Stages of AI Dominance in Software
According to Poolside, there are potentially three stages in the evolution of AI software development.
- Stage 1: AI systems assisting developers with editing code, having context-aware knowledge of the codebase and the knowledge that sits within the organization. Over the next year, AI systems could evolve into platforms on which developers can build applications — essentially co-pilots everywhere.
- Stage 2: transitioning from human-led and AI-assisted software development to AI-led and human-assisted development would allow anyone to build software. Users would be able to prompt AI tools to build applications based on descriptions of how it should work and what it should look like. The AI would have an intelligent enough model and understanding of the world to build fully operational software within minutes. This would eliminate the weeks or months of back and forth required to make an application that meets user requirements. Development tasks would no longer be bandwidth-limited by the number of available engineers collaborating to write code; GPUs would carry them out.
- Stage 3: the software-specific AI capabilities would be applied to other fields for profit, eventually replacing the need for software altogether. As development has advanced in recent years, application programming interfaces (APIs) have replaced some of the code writing required, and AI models can already replace thousands of lines of code with simple prompts. More advanced models can likely take this a step further by replacing much of the need for code. “Models are eating more and more of the software over time because they can do things that before you would be required to write code for. But now the model is capable of doing it,” Kant said. “The model itself doesn’t need to write code anymore at all because you’re able to start defining your applications and the software that you want as purely neural networks.”

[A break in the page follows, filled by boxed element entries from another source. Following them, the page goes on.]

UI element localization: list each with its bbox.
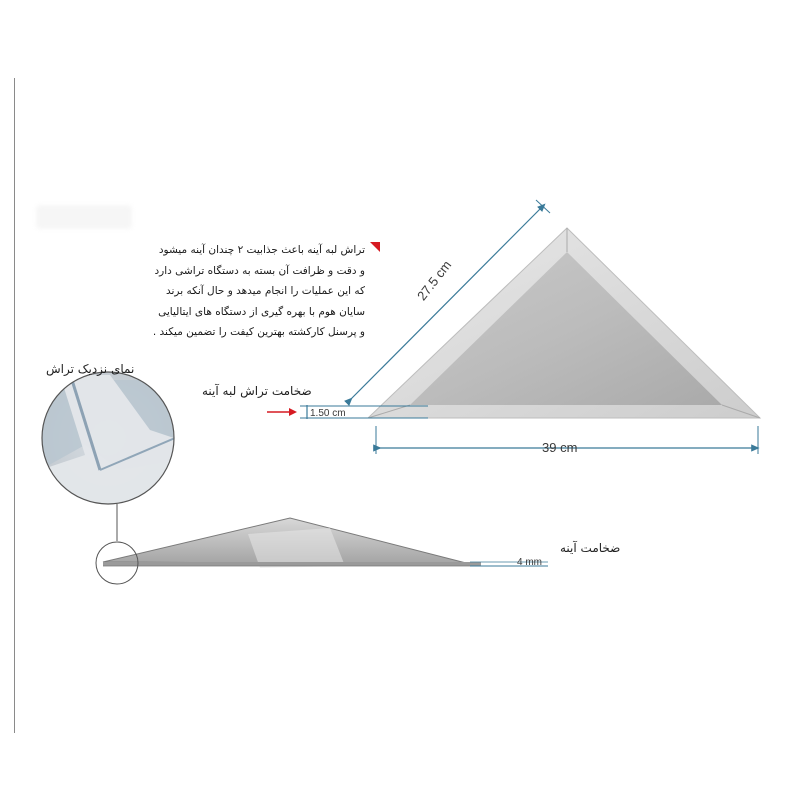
closeup-view-label: نمای نزدیک تراش (46, 362, 135, 376)
width-dimension-value: 39 cm (542, 440, 578, 455)
mirror-face (410, 252, 722, 405)
mirror-thickness-label: ضخامت آینه (560, 541, 621, 555)
red-triangle-bullet-icon (370, 242, 380, 252)
height-dimension-value: 27.5 cm (414, 257, 455, 304)
description-line: که این عملیات را انجام میدهد و حال آنکه برند (165, 285, 365, 297)
bevel-dimension-value: 1.50 cm (310, 408, 346, 419)
description-line: تراش لبه آینه باعث جذابیت ۲ چندان آینه میشود (158, 244, 365, 256)
description-line: و پرسنل کارکشته بهترین کیفت را تضمین میکند . (152, 326, 365, 338)
mirror-side-view (103, 518, 548, 568)
thickness-dimension-value: 4 mm (517, 557, 542, 568)
edge-polish-description (103, 240, 365, 343)
red-arrow-icon (267, 408, 297, 416)
bevel-thickness-label: ضخامت تراش لبه آینه (202, 384, 312, 398)
description-line: سایان هوم با بهره گیری از دستگاه های ایتالیایی (158, 305, 365, 318)
description-line: و دقت و ظرافت آن بسته به دستگاه تراشی دارد (154, 264, 365, 277)
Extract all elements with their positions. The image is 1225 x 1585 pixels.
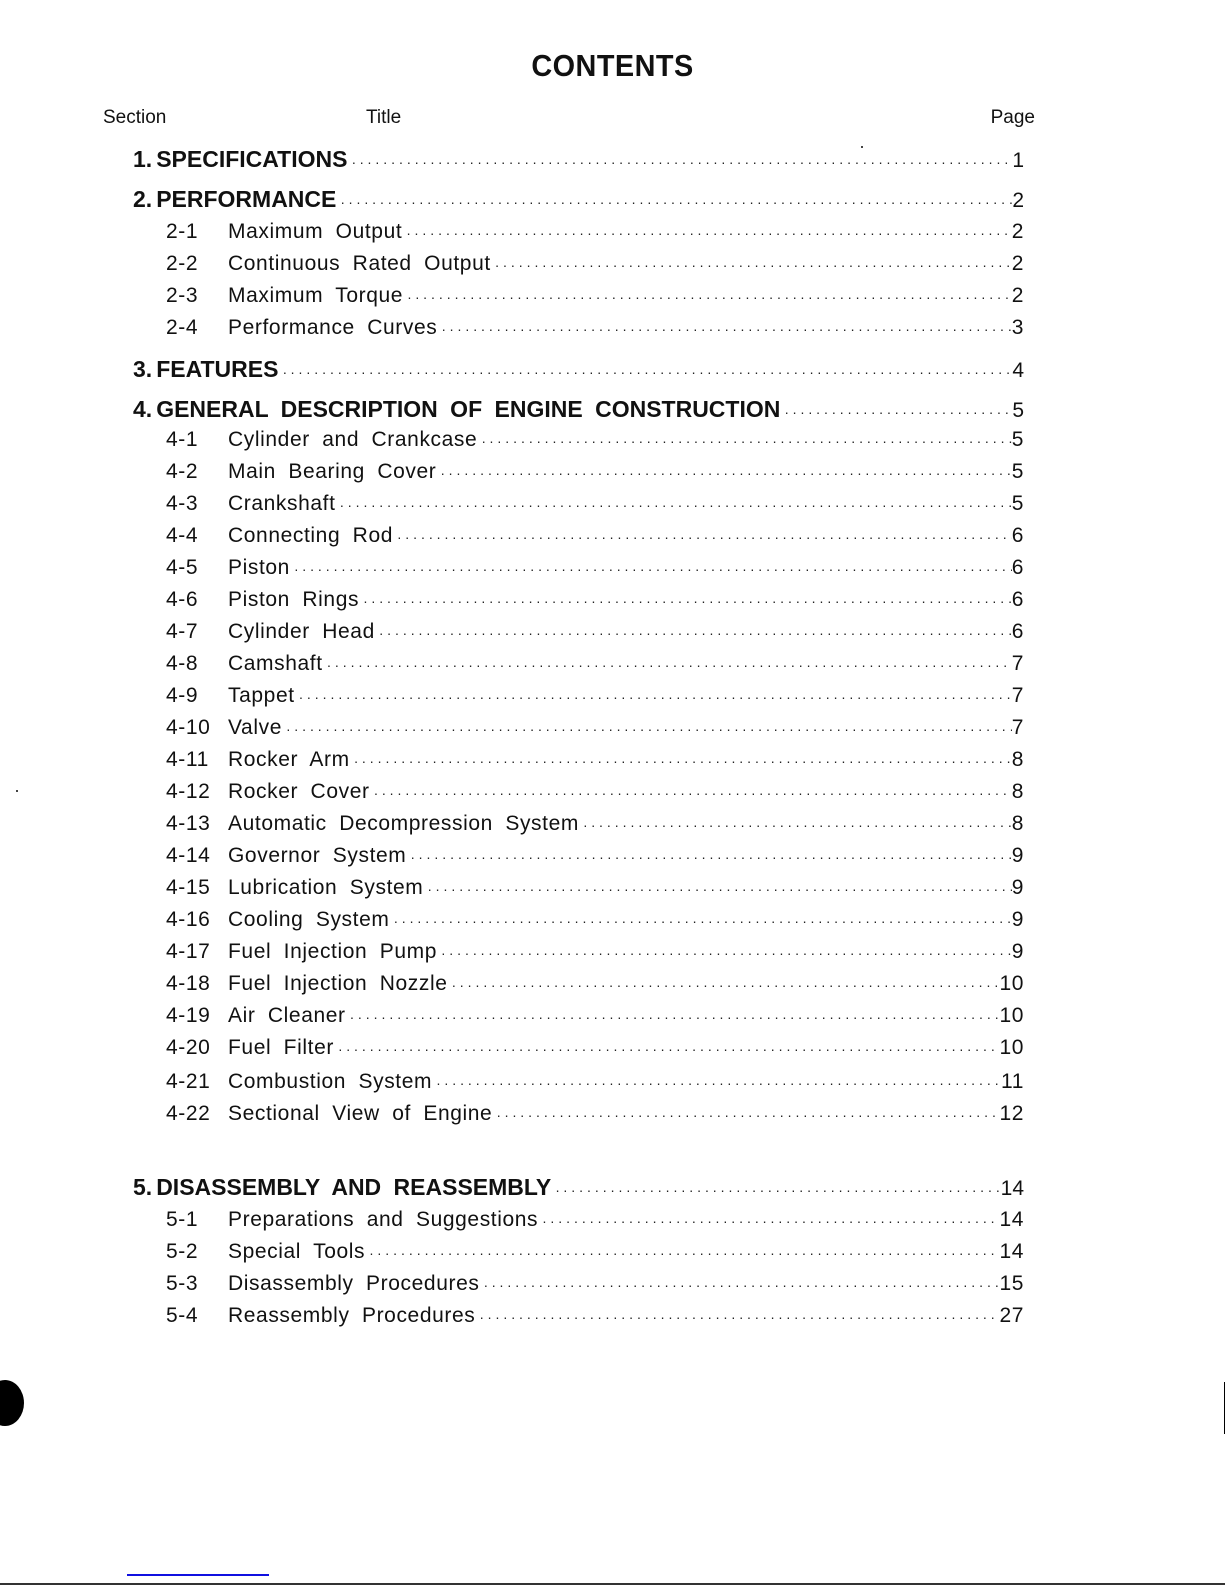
toc-entry-page: 9 [1011, 908, 1024, 931]
toc-entry-number: 4-14 [166, 844, 211, 867]
toc-entry[interactable] [166, 844, 1024, 868]
toc-entry-number: 4-1 [166, 428, 199, 451]
toc-entry-title: Connecting Rod [228, 524, 393, 547]
toc-entry[interactable] [166, 1036, 1024, 1060]
toc-entry-page: 10 [999, 1004, 1024, 1027]
toc-entry-number: 4-22 [166, 1102, 211, 1125]
dot-leader [492, 1107, 999, 1123]
toc-entry-title: Maximum Output [228, 220, 403, 243]
dot-leader [437, 945, 1012, 961]
toc-entry-title: Rocker Cover [228, 780, 370, 803]
toc-entry-number: 4-10 [166, 716, 211, 739]
toc-entry-title: Special Tools [228, 1240, 366, 1263]
dot-leader [336, 194, 1012, 210]
dot-leader [403, 289, 1012, 305]
toc-entry-title: Preparations and Suggestions [228, 1208, 539, 1231]
toc-entry-number: 4-21 [166, 1070, 211, 1093]
toc-entry-title: Piston Rings [228, 588, 360, 611]
toc-entry[interactable] [166, 716, 1024, 740]
toc-entry[interactable] [133, 356, 1024, 383]
blue-underline-mark [127, 1574, 269, 1576]
toc-entry-number: 4-13 [166, 812, 211, 835]
toc-entry-page: 14 [1000, 1177, 1024, 1200]
toc-entry-page: 27 [999, 1304, 1024, 1327]
toc-entry[interactable] [166, 1208, 1024, 1232]
toc-entry-page: 10 [999, 1036, 1024, 1059]
dot-leader [436, 465, 1011, 481]
toc-entry[interactable] [166, 1102, 1024, 1126]
toc-entry[interactable] [166, 940, 1024, 964]
binder-hole-mark [0, 1380, 24, 1426]
toc-entry-number: 4. [133, 396, 153, 422]
toc-entry-page: 9 [1011, 844, 1024, 867]
dot-leader [479, 1277, 999, 1293]
dot-leader [389, 913, 1011, 929]
dot-leader [375, 625, 1012, 641]
toc-entry-number: 2-3 [166, 284, 199, 307]
toc-entry-page: 4 [1012, 359, 1024, 382]
dot-leader [477, 433, 1011, 449]
toc-entry-page: 7 [1011, 652, 1024, 675]
toc-entry-number: 5. [133, 1174, 153, 1200]
toc-entry-title: Sectional View of Engine [228, 1102, 493, 1125]
dot-leader [406, 849, 1011, 865]
toc-entry[interactable] [166, 908, 1024, 932]
toc-entry[interactable] [166, 1304, 1024, 1328]
toc-entry[interactable] [166, 1272, 1024, 1296]
toc-entry[interactable] [166, 812, 1024, 836]
toc-entry-title: Governor System [228, 844, 407, 867]
dot-leader [402, 225, 1011, 241]
toc-entry-title: Piston [228, 556, 290, 579]
toc-entry[interactable] [166, 284, 1024, 308]
dot-leader [334, 1041, 999, 1057]
dot-leader [346, 1009, 1000, 1025]
toc-entry-title: Rocker Arm [228, 748, 350, 771]
scan-speck [16, 790, 18, 792]
toc-entry-title: Cooling System [228, 908, 390, 931]
toc-entry-title: Disassembly Procedures [228, 1272, 480, 1295]
toc-entry-page: 7 [1011, 716, 1024, 739]
toc-entry-page: 2 [1012, 189, 1024, 212]
toc-entry-number: 5-4 [166, 1304, 199, 1327]
toc-entry-number: 4-18 [166, 972, 211, 995]
toc-entry-number: 4-7 [166, 620, 199, 643]
toc-entry-title: FEATURES [156, 356, 279, 382]
toc-entry[interactable] [133, 146, 1024, 173]
toc-entry-page: 7 [1011, 684, 1024, 707]
toc-entry-number: 2. [133, 186, 153, 212]
dot-leader [538, 1213, 999, 1229]
toc-entry[interactable] [166, 780, 1024, 804]
dot-leader [393, 529, 1012, 545]
toc-entry-page: 5 [1011, 460, 1024, 483]
toc-entry-number: 4-6 [166, 588, 199, 611]
toc-entry[interactable] [166, 876, 1024, 900]
dot-leader [551, 1182, 1000, 1198]
dot-leader [491, 257, 1012, 273]
toc-entry-number: 1. [133, 146, 153, 172]
toc-entry[interactable] [166, 428, 1024, 452]
dot-leader [347, 154, 1012, 170]
toc-entry-number: 4-16 [166, 908, 211, 931]
toc-entry-page: 2 [1011, 252, 1024, 275]
toc-entry[interactable] [166, 316, 1024, 340]
toc-entry-title: DISASSEMBLY AND REASSEMBLY [156, 1174, 552, 1200]
toc-entry-title: Fuel Filter [228, 1036, 334, 1059]
toc-entry-title: Cylinder Head [228, 620, 375, 643]
toc-entry[interactable] [166, 972, 1024, 996]
column-header-section: Section [103, 107, 167, 128]
toc-entry-page: 2 [1011, 284, 1024, 307]
dot-leader [290, 561, 1012, 577]
toc-entry-page: 8 [1011, 748, 1024, 771]
toc-entry-number: 4-2 [166, 460, 199, 483]
toc-entry-number: 4-15 [166, 876, 211, 899]
toc-entry-title: Camshaft [228, 652, 323, 675]
scan-speck [861, 146, 863, 148]
toc-entry-number: 4-9 [166, 684, 199, 707]
toc-entry-number: 4-19 [166, 1004, 211, 1027]
toc-entry[interactable] [166, 748, 1024, 772]
dot-leader [350, 753, 1012, 769]
toc-entry-title: Tappet [228, 684, 295, 707]
toc-entry[interactable] [166, 1240, 1024, 1264]
toc-entry[interactable] [166, 1004, 1024, 1028]
toc-entry[interactable] [166, 252, 1024, 276]
toc-entry-title: Continuous Rated Output [228, 252, 491, 275]
dot-leader [423, 881, 1011, 897]
toc-entry-title: Reassembly Procedures [228, 1304, 476, 1327]
dot-leader [295, 689, 1012, 705]
toc-entry[interactable] [133, 186, 1024, 213]
toc-entry-page: 15 [999, 1272, 1024, 1295]
toc-entry[interactable] [166, 652, 1024, 676]
toc-entry-page: 10 [999, 972, 1024, 995]
toc-entry-page: 5 [1012, 399, 1024, 422]
page-title: CONTENTS [531, 48, 694, 83]
toc-entry[interactable] [166, 684, 1024, 708]
dot-leader [365, 1245, 999, 1261]
toc-entry-page: 8 [1011, 780, 1024, 803]
toc-entry-number: 5-1 [166, 1208, 199, 1231]
dot-leader [323, 657, 1012, 673]
toc-entry-title: Combustion System [228, 1070, 433, 1093]
toc-entry-number: 4-12 [166, 780, 211, 803]
toc-entry-title: Air Cleaner [228, 1004, 346, 1027]
toc-entry-number: 5-2 [166, 1240, 199, 1263]
toc-entry-number: 2-2 [166, 252, 199, 275]
toc-entry[interactable] [166, 460, 1024, 484]
column-header-page: Page [990, 107, 1035, 128]
toc-entry-number: 2-1 [166, 220, 199, 243]
toc-entry[interactable] [166, 1070, 1024, 1094]
toc-entry-number: 4-5 [166, 556, 199, 579]
toc-entry[interactable] [166, 620, 1024, 644]
dot-leader [448, 977, 1000, 993]
toc-entry-title: Crankshaft [228, 492, 336, 515]
dot-leader [370, 785, 1012, 801]
toc-entry-page: 12 [999, 1102, 1024, 1125]
toc-entry-number: 5-3 [166, 1272, 199, 1295]
toc-entry-number: 4-20 [166, 1036, 211, 1059]
toc-entry-title: Fuel Injection Nozzle [228, 972, 448, 995]
toc-entry-page: 14 [999, 1240, 1024, 1263]
toc-entry-page: 8 [1011, 812, 1024, 835]
toc-entry-number: 2-4 [166, 316, 199, 339]
toc-entry[interactable] [166, 524, 1024, 548]
toc-entry-page: 11 [1001, 1070, 1024, 1093]
toc-entry-title: Maximum Torque [228, 284, 404, 307]
toc-entry-title: Valve [228, 716, 282, 739]
toc-entry-page: 2 [1011, 220, 1024, 243]
toc-entry-page: 6 [1011, 556, 1024, 579]
toc-entry[interactable] [133, 1174, 1024, 1201]
toc-entry[interactable] [133, 396, 1024, 423]
toc-entry-page: 9 [1011, 876, 1024, 899]
toc-entry-title: PERFORMANCE [156, 186, 337, 212]
toc-entry-number: 4-3 [166, 492, 199, 515]
toc-entry-page: 6 [1011, 588, 1024, 611]
dot-leader [579, 817, 1012, 833]
toc-entry-page: 9 [1011, 940, 1024, 963]
dot-leader [780, 404, 1012, 420]
toc-entry[interactable] [166, 492, 1024, 516]
toc-entry-title: GENERAL DESCRIPTION OF ENGINE CONSTRUCTION [156, 396, 781, 422]
toc-entry-page: 6 [1011, 620, 1024, 643]
toc-entry-number: 4-8 [166, 652, 199, 675]
dot-leader [359, 593, 1012, 609]
toc-entry[interactable] [166, 220, 1024, 244]
toc-entry-page: 14 [999, 1208, 1024, 1231]
toc-entry-page: 6 [1011, 524, 1024, 547]
toc-entry[interactable] [166, 588, 1024, 612]
toc-entry-title: Cylinder and Crankcase [228, 428, 478, 451]
toc-entry-number: 4-4 [166, 524, 199, 547]
toc-entry-title: Main Bearing Cover [228, 460, 437, 483]
toc-entry-title: Performance Curves [228, 316, 438, 339]
dot-leader [432, 1075, 1001, 1091]
toc-entry-page: 5 [1011, 428, 1024, 451]
toc-entry-page: 3 [1011, 316, 1024, 339]
dot-leader [278, 364, 1012, 380]
toc-entry-title: SPECIFICATIONS [156, 146, 348, 172]
toc-entry-number: 3. [133, 356, 153, 382]
toc-entry-number: 4-17 [166, 940, 211, 963]
dot-leader [437, 321, 1011, 337]
toc-entry-title: Fuel Injection Pump [228, 940, 437, 963]
toc-entry[interactable] [166, 556, 1024, 580]
column-header-title: Title [366, 107, 402, 128]
dot-leader [336, 497, 1012, 513]
toc-entry-page: 5 [1011, 492, 1024, 515]
toc-entry-title: Automatic Decompression System [228, 812, 579, 835]
toc-entry-page: 1 [1012, 149, 1024, 172]
toc-entry-title: Lubrication System [228, 876, 424, 899]
toc-entry-number: 4-11 [166, 748, 209, 771]
dot-leader [475, 1309, 999, 1325]
dot-leader [282, 721, 1012, 737]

While handing over complete control of software development to AI algorithms might raise concerns about loss of control, “auto regressive large language models (LLMs) in no way (in their architecture and where we’re at) have any sign or any indication of becoming a runaway train. It’s very easy to make the conclusion that as we increase capabilities in models, we will lose control,” Kant said.
“We need to truly understand what the impact of control of the systems and models is, but I don’t think it is fair today to assume that increasing capabilities automatically means loss of control over these systems. This is not how they’re being built.”
The Bottom Line
AI is poised to take over various aspects of software development, from automating code writing and testing to potentially replacing the need for code altogether as models become more sophisticated.
Tasks that previously took large teams and extended periods of time to complete could be handled by AI models — in very quick time — and create new possibilities for the types of applications that emerge.
Developers will need to carefully define the boundaries of these models as their capabilities increase, ensuring that humans remain in control of these systems.